Logré ponerme de pie, apoyándome en la cama para erguirme cuando la vi. Allí estaba mi pequeña Samantha dormida, al recordar a ese espectro sobre mi pequeña, me sentí enferma. Debía protegerla, no sabía de qué exactamente, ni cómo, pero lo haría. Tenía que saber y esa anciana parecía estar al tanto de lo que necesitaba.

—Señora déjeme ayudarla —dijo un hombre al descorrer un poco la cortina y viéndome arrodillada—. ¿Se encuentra bien? —preguntó al instante, extendiendo su mano para que me apoyara en ella para levantarme y luego me observó de arriba abajo. Era un hombre maduro, vestido de médico. Veía con curiosidad la cama en la que hace unos instantes estaba apoyada.

Asentí ante su pregunta y agradecí el gesto. Busqué a la anciana Alice, la vi con las manos juntas y rezando en silencio, su cuerpo temblaba sin control. Me disponía a acercarme cuando el agarre del médico me detuvo y negó con la cabeza evitando mi avance.

—No se acerque señora, Alice puede llegar a ponerse violenta de vez en cuando.

—Pero necesito preguntarle algo, Doctor...—Me fijé en su gafete— Torres ¿usted tiene a mi hija como paciente? ¿Podría decirme cómo se encuentra? —La mirada apenada que me brindó, logró desconcertarme.

—Lo siento, acabo de entrar a este turno. Permita que me informe sobre su caso y podré responder sus preguntas como corresponde.

Su respuesta, lejos de dejarme tranquila generaba más dudas en mí. Su voz denotaba inseguridad y demasiado tacto para mi gusto. ¿Sería posible de que mi pequeña tuviese un problema más grave? Pero se veía tan tranquila, allí dormida. Mis pensamientos se vieron interrumpidos ante el gesto que hizo el medico frente a mi rostro captando mi atención.

—Señora Rivera, de hecho he venido a verla a usted. ¿Cómo se siente?

No sabía a qué se refería, estaba en un hospital y no sabía el motivo. ¿Cómo debería sentirme? ¿Indignada por el mal servicio? En todo este espacio de tiempo ni una sola enfermera había venido a revisar a mi hija. ¿Verme a mí? ¿Por qué? No había razón, yo me sentía bien.

Me guió hasta la cama y me pidió que me sentara. Me realizó una revisión y prometió regresar, luego se fue con Alice que seguía rezando sin parar.

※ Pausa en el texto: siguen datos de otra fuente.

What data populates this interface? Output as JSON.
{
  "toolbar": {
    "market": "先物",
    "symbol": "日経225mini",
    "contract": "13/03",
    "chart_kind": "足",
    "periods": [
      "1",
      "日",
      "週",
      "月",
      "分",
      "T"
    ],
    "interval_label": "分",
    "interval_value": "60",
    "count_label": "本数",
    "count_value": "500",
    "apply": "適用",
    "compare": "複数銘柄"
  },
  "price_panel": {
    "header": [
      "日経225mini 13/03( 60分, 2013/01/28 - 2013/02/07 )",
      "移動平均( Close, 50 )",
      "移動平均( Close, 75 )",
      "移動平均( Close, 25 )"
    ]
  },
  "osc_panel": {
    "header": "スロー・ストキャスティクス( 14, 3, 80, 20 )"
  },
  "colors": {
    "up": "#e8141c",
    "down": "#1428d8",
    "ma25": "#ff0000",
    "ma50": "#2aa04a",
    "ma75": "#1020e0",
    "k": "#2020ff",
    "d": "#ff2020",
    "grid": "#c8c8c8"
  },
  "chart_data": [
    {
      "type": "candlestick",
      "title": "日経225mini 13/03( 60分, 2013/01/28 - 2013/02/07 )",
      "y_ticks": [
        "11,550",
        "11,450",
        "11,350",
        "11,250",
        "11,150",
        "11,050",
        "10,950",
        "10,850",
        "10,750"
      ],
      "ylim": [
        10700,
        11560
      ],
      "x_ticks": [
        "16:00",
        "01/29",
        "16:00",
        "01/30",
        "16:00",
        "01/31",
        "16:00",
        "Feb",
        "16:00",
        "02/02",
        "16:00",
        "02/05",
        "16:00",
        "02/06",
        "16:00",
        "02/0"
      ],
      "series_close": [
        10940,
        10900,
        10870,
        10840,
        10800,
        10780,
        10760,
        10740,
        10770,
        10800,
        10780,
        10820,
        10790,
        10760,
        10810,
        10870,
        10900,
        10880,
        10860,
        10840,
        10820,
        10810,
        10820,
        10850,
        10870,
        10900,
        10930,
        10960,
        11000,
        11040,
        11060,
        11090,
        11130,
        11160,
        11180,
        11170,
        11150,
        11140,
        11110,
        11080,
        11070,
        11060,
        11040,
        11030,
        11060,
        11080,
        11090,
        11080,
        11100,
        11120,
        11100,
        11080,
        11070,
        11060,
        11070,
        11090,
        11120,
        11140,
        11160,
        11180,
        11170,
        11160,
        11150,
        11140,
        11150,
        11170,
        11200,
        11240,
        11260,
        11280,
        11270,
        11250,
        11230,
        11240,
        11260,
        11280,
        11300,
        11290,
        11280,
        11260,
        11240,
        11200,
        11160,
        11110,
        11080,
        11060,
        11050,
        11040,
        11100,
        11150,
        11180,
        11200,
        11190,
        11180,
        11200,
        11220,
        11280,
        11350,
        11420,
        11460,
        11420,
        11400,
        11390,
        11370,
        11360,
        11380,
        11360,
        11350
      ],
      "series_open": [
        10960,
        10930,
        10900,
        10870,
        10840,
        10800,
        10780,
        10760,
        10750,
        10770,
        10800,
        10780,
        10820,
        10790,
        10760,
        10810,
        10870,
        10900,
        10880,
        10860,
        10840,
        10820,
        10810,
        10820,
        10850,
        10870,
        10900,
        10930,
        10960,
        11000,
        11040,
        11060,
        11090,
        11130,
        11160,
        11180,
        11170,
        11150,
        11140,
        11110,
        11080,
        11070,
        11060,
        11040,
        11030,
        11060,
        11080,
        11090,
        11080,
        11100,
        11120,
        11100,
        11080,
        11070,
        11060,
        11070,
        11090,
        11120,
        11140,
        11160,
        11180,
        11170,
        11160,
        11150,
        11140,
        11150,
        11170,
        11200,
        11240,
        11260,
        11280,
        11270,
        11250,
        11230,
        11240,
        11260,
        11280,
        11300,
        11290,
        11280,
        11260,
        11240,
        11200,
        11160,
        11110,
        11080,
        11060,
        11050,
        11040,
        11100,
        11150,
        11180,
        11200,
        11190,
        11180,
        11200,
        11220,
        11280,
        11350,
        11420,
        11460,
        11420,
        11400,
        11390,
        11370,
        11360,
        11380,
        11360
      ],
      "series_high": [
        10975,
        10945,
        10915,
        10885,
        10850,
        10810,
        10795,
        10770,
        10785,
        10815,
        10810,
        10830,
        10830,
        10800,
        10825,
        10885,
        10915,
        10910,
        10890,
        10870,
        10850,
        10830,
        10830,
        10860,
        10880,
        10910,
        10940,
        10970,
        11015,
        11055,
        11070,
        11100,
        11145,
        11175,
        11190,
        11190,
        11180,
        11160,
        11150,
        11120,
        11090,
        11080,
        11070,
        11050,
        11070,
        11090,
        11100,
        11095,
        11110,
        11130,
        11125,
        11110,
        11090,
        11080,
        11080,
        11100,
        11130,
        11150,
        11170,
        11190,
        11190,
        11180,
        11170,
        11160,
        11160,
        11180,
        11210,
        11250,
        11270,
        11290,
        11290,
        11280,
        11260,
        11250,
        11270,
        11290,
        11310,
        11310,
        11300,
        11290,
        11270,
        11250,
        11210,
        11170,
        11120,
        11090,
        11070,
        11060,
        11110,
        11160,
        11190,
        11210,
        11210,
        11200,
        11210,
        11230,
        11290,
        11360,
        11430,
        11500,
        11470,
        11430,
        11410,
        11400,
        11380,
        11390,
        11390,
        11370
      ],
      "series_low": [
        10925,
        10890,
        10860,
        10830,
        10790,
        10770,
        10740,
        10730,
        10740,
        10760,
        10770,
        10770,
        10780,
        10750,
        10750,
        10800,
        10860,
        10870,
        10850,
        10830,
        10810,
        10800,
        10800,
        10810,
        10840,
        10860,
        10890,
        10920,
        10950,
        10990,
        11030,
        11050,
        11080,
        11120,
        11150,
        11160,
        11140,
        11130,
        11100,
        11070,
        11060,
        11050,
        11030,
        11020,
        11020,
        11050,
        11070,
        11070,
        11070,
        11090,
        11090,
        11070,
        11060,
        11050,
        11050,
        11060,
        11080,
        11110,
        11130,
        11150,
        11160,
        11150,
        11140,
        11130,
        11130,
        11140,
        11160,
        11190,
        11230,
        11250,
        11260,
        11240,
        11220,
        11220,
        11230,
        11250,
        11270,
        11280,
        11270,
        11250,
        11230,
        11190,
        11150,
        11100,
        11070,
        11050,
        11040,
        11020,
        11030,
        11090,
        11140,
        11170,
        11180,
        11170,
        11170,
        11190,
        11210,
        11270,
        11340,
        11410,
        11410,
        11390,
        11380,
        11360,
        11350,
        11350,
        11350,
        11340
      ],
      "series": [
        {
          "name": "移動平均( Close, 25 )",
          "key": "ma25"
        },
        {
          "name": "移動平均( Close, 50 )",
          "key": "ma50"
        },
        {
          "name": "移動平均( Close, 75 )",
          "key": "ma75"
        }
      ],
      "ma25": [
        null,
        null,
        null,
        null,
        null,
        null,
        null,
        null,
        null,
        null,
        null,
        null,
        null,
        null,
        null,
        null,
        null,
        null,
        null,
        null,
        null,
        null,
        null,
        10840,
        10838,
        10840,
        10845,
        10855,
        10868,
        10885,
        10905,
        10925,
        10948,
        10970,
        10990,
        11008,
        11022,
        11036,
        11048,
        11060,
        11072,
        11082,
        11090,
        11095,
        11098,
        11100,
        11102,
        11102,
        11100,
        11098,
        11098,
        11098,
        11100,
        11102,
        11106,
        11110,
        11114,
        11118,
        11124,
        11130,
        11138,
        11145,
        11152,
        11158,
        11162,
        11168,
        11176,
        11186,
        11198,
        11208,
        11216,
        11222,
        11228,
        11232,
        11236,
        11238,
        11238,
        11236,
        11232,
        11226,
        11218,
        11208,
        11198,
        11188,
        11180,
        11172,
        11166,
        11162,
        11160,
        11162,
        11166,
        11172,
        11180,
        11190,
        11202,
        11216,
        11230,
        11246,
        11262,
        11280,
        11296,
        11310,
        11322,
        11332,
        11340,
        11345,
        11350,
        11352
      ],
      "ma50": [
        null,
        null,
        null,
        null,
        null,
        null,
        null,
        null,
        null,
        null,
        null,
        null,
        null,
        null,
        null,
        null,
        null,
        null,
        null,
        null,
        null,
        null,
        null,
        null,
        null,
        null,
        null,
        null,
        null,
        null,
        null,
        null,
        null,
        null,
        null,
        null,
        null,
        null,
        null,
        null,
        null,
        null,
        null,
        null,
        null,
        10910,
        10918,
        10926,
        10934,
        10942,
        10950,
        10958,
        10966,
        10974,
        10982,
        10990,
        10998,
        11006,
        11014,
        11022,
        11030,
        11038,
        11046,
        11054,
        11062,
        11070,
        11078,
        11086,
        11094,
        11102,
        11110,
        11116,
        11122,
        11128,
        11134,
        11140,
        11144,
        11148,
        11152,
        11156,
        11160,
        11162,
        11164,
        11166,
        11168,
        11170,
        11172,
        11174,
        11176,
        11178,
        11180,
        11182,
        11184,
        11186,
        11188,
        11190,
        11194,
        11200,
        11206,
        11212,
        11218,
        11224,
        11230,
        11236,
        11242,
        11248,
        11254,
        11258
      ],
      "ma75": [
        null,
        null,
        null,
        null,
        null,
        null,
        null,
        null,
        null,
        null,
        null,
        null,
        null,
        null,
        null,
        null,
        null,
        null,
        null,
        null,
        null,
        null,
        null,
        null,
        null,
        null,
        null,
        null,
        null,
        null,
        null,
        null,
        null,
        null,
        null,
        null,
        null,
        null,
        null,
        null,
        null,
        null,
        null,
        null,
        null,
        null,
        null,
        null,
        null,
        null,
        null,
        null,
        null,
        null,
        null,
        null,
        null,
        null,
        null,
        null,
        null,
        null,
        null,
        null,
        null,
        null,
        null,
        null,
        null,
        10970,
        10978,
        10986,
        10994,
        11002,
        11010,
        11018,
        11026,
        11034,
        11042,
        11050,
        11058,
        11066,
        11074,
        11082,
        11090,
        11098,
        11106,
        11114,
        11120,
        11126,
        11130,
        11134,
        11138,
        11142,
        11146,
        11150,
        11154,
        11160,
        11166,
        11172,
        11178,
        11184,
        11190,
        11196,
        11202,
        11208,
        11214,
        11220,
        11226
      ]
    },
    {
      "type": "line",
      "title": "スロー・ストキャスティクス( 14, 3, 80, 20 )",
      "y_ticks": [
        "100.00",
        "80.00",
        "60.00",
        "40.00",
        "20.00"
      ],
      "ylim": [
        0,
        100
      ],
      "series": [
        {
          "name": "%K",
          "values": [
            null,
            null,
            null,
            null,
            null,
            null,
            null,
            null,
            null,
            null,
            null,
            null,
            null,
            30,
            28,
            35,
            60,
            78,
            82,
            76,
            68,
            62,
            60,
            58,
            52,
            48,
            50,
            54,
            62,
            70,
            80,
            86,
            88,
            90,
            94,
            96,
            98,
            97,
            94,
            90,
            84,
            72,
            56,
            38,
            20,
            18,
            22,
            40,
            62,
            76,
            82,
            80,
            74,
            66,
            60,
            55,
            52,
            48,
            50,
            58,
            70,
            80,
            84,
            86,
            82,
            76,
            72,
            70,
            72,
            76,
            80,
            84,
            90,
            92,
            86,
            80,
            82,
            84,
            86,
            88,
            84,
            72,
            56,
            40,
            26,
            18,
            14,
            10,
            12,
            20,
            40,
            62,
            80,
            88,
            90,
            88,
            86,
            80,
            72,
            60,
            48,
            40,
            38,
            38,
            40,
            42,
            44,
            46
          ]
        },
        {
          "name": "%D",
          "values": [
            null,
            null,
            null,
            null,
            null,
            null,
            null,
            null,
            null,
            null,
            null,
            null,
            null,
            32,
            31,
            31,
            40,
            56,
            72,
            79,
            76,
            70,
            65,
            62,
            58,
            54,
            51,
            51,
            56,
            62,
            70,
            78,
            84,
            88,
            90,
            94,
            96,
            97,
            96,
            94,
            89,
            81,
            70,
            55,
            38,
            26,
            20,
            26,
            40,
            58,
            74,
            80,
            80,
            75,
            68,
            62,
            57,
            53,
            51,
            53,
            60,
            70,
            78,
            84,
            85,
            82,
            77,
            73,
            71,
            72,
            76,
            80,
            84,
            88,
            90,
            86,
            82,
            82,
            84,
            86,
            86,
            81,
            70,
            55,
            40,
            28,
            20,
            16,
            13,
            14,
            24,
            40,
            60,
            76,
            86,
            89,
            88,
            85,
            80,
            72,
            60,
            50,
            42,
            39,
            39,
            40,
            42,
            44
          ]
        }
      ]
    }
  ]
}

En un descuido del médico la anciana se zafó de su agarre y se acercó a mí susurrando: —Si Minerva despierta en noche de octubre, deberás entonar, una dulce nana para que no vuelva más.

El Doctor Torres volvió por ella, la anciana le sonrió y fue a su encuentro para salir de la habitación un momento después.

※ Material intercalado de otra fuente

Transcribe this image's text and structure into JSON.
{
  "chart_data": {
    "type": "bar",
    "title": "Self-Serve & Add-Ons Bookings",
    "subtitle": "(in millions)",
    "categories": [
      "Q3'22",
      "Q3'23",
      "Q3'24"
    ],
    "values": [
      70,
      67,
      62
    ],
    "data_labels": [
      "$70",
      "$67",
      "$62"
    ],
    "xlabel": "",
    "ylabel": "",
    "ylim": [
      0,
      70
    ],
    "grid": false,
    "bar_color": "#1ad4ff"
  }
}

«¿Minerva? ¿Se referirá a ese espantoso ser?» me dije más confundida que antes. Esperé a que el médico regresara pero decidí hacerlo junto a mi nena. Descorrí la cortina y seguía allí, por fortuna sin inmutarse por todo el alboroto anterior, seguramente estaba sedada.

La abracé y cavilé en el consejo de la anciana, no perdía nada con intentarlo. Recordé que cuando mi hija nació, nunca le canté una nana; hacía pucheros al entonar las primeras notas y luego lloraba con una emoción que me partía el corazón. Reflexioné en la ironía de aquello mientras pensaba en una que supiera completa, hacía tanto que no intentaba cantar nada de eso.

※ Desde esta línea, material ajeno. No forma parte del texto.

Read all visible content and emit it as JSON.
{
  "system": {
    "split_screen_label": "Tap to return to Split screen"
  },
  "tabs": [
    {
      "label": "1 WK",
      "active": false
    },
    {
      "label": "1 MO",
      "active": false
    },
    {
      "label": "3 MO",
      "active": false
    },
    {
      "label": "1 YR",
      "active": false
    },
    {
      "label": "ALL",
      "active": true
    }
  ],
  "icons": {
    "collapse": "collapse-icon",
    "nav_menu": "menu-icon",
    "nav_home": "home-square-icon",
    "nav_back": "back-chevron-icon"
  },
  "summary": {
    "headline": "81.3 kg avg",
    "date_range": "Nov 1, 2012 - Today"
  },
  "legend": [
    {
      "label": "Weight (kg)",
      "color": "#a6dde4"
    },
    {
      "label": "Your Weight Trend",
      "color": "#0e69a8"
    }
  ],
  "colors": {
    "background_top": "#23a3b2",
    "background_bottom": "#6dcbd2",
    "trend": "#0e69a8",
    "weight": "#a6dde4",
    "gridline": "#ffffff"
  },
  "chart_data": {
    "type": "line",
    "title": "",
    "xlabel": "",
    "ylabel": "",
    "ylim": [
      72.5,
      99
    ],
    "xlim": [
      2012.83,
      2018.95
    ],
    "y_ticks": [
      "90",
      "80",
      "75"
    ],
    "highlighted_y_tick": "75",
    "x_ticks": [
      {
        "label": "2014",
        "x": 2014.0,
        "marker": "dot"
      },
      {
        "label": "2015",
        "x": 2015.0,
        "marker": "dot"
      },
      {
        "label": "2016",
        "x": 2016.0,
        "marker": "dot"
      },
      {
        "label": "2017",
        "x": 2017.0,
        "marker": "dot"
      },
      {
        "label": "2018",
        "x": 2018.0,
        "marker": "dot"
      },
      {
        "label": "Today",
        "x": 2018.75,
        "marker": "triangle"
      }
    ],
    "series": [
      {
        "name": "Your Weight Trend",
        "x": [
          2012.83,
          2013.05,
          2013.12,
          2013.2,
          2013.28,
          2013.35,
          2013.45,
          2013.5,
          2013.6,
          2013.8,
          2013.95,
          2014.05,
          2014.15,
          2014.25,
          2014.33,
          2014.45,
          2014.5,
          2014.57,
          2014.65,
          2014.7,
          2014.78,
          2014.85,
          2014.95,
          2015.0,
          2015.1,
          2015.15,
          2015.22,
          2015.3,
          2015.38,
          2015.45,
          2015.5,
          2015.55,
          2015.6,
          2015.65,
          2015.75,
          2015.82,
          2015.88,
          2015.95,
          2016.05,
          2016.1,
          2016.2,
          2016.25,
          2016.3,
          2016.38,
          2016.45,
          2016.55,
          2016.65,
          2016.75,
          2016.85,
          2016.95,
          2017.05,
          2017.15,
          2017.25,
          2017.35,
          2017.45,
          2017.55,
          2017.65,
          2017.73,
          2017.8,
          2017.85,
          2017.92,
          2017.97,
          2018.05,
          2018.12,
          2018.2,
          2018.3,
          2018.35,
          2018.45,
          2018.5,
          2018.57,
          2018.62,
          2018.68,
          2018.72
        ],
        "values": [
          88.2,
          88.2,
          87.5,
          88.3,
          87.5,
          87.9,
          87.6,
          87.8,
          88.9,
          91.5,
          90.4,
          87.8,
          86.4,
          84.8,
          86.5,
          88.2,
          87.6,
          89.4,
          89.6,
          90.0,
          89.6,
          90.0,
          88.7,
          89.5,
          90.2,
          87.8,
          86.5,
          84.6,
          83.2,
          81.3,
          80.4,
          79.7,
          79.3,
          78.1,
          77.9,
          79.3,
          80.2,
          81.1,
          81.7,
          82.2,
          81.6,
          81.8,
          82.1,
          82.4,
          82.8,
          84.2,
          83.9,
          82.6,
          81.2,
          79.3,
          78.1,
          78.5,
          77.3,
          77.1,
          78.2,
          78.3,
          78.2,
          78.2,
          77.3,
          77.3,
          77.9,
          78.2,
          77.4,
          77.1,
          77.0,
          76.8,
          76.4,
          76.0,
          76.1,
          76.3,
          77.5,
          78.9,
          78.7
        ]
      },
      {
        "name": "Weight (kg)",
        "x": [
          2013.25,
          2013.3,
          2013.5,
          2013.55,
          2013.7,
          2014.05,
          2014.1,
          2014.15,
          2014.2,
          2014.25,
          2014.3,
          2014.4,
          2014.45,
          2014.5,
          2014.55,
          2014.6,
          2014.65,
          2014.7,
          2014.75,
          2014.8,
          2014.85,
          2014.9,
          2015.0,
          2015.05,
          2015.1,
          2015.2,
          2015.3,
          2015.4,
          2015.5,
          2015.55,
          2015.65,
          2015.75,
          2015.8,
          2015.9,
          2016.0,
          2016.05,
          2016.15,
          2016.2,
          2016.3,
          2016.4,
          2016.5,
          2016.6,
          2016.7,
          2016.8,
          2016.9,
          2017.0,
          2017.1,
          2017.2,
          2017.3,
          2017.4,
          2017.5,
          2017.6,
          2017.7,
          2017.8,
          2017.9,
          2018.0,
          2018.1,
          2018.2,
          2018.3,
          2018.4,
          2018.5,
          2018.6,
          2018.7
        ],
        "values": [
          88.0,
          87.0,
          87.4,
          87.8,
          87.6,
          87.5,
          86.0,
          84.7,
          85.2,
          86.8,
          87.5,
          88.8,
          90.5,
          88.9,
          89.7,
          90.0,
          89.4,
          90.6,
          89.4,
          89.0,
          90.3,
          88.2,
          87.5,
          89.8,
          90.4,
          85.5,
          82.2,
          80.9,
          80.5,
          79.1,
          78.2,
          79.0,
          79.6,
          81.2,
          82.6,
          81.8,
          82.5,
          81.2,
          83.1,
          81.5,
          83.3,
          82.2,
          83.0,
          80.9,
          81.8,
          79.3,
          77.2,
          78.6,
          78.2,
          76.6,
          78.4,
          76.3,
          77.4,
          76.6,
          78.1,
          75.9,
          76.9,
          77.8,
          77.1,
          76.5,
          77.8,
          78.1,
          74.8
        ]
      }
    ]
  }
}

Llegó a mi mente una que mi abuela nos cantaba y cuando me disponía a hacerlo, la puerta se abrió, una enfermera entró con una pequeña bandeja entre sus manos. La colocó en la mesa junto a la otra cama y giraba el rostro como buscando algo, al percatarse de mi presencia tras ella, se sobresaltó e intentó sonreír fracasando totalmente. En su rostro se dibujó una mueca que me incomodó.

—Debe tomarse este medicamento, el Doctor Torres volverá dentro de una hora —dijo mostrándome unas píldoras en un pequeño recipiente.

—¿Me hará dormir con eso? —Ante su negativa y al notar la dulzura de su mirada me aventuré a hacerle más preguntas: —¿Sabe lo que nos pasó a mi hija y a mí?